Note: Most commonly the predictions of the research hypothesis correspond to anything but the null hypothesis, but this need not be the case.

Example: A/B Testing

Web developers commonly perform A/B testing. Perhaps someone has redesigned their website to make it easier to navigate. Then they observe visitors spending more time at version A of the site than they did at version B. The developer may then conclude that version A was easier to navigate. They may think easier navigation provided a better user experience, thus people stayed longer to consume the content. In fact, the opposite conclusion could explain a difference just as easily. Version A may have been more difficult to navigate! Perhaps people spent more time at version A searching for right content, to the detriment of the user experience.

Importance Fallacies

Importance fallacies claim that a p-value can tell us the probability we have observed interesting/substantial deviation from the null hypothesis. As we have discussed, the p-value is not the probability that the null hypothesis is true, either in part or in whole. E.g., it is not the probability that the difference is zero. Thus, it also not be the probability that the difference takes on any other value, whether of any importance or not.

Note: Experimental design also determines a p-value. If any aspect of the null hypothesis is incorrect, a large enough sample size or careful enough measurements will eventually lead to a small p-value. This will occur even if the deviation from the null hypothesis is extremely small and exists in some minor auxiliary assumption.

Twisted Tongues

Overlaps between statistical jargon and common English contribute to importance fallacies. Small p-values are commonly termed statistically significant by statisticians. This is may be an oversimplification when communicating to non-statisticians. To defend each other against this fallacy, medical researchers often teach:

Statistical significance is not clinical significance.

Error Rate Fallacies

Error rate fallacies assume the p-value is a equivalent to a false positive rate. For a p-value of 5%, researchers often believe that repeating the experiment will yield a p-value at least this low 5% of the time. Small p-values are usually deemed "positive" results, so this cutoff (α = 0.05) is termed the false positive rate.
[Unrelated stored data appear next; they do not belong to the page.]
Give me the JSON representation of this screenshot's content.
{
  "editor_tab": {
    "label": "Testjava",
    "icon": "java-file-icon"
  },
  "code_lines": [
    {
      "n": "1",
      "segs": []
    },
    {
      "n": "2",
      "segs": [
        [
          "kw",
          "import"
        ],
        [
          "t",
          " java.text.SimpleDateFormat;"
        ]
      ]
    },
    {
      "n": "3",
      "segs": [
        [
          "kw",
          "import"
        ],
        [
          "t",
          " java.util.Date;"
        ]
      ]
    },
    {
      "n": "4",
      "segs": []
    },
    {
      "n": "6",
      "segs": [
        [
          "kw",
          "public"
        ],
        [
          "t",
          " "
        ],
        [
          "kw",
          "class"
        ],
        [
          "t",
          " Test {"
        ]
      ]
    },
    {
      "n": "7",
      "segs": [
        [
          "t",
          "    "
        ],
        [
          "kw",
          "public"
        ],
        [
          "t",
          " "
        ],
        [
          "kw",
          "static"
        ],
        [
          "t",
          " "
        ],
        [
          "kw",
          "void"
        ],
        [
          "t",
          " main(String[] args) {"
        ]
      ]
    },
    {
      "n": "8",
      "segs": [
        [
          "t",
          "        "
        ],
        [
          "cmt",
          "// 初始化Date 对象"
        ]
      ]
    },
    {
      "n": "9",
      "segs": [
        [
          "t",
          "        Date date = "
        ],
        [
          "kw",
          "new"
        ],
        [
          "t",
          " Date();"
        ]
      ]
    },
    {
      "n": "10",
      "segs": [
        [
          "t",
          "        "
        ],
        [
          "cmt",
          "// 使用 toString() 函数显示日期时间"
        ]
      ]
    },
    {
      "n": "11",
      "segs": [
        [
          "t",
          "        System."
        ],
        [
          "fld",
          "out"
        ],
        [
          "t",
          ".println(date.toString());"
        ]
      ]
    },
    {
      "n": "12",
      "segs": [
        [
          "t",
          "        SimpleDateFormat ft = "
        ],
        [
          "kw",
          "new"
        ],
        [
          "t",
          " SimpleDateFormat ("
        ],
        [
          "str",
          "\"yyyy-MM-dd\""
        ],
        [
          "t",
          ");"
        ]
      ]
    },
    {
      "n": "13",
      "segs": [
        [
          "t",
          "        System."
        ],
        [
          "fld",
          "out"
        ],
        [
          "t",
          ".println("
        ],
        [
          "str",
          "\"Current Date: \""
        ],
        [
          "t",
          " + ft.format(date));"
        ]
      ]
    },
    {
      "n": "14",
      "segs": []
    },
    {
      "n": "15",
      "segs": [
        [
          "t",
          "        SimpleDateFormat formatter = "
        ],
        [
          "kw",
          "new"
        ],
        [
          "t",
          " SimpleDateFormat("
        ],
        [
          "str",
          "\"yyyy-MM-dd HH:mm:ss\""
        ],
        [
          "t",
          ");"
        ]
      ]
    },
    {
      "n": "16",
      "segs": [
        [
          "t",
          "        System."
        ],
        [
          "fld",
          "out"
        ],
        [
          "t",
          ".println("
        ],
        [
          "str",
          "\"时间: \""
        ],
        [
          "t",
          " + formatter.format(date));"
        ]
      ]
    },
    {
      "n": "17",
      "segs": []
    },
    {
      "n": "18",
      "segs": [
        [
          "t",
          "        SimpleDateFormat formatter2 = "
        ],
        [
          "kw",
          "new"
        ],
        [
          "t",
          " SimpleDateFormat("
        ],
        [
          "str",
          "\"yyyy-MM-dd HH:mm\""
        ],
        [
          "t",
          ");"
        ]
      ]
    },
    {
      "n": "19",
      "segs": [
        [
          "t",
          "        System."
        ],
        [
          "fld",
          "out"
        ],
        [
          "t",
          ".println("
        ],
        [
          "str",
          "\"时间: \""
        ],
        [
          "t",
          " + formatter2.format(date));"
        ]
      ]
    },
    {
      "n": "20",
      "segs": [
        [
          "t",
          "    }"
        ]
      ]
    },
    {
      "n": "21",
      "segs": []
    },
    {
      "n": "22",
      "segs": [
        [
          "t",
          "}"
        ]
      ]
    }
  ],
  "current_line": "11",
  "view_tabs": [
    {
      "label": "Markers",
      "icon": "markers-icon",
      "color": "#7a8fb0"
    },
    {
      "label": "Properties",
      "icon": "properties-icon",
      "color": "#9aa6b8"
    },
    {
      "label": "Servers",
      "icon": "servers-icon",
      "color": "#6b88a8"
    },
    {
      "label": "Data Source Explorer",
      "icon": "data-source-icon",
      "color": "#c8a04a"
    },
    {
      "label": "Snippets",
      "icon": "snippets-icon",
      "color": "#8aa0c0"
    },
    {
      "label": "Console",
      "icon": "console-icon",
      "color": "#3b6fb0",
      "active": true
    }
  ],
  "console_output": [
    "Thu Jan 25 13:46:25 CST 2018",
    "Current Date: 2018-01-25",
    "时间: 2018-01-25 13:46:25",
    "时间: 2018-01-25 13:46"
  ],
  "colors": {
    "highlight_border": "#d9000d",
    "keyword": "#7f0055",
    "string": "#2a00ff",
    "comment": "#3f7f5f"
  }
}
When the null hypothesis is true and the same experiments/observations are made repeatedly, α applies to the situation. If we set a cutoff of α = 0.05 (5%) for our p-values, then 5% of the p-values generated will be at least this small. The p-value obviously cannot have the same meaning as α since it is being compared to it (and is free to take on any value between 0 and 1).

Note: In the cases where the null hypothesis is false, the false positive rate is always zero. It is not possible to falsely conclude a false hypothesis is false.

Conclusion

Despite a long history of controversy, the p-value enjoys widespread use for drawing conclusions in business, policy, academia, and even medicine. Misconceptions and misinterpretations are rampant, but spotting them is not an esoteric task. Users do not need a higher degree in mathematics to spot and avoid the logical errors. As seen above, many of the common fallacies suffer from the same underlying flaw. Specifically, the calculation of the p-value assumes the null hypothesis is 100% true and correct, so the p-value cannot possibly tell us about the possible scenarios where it is incorrect.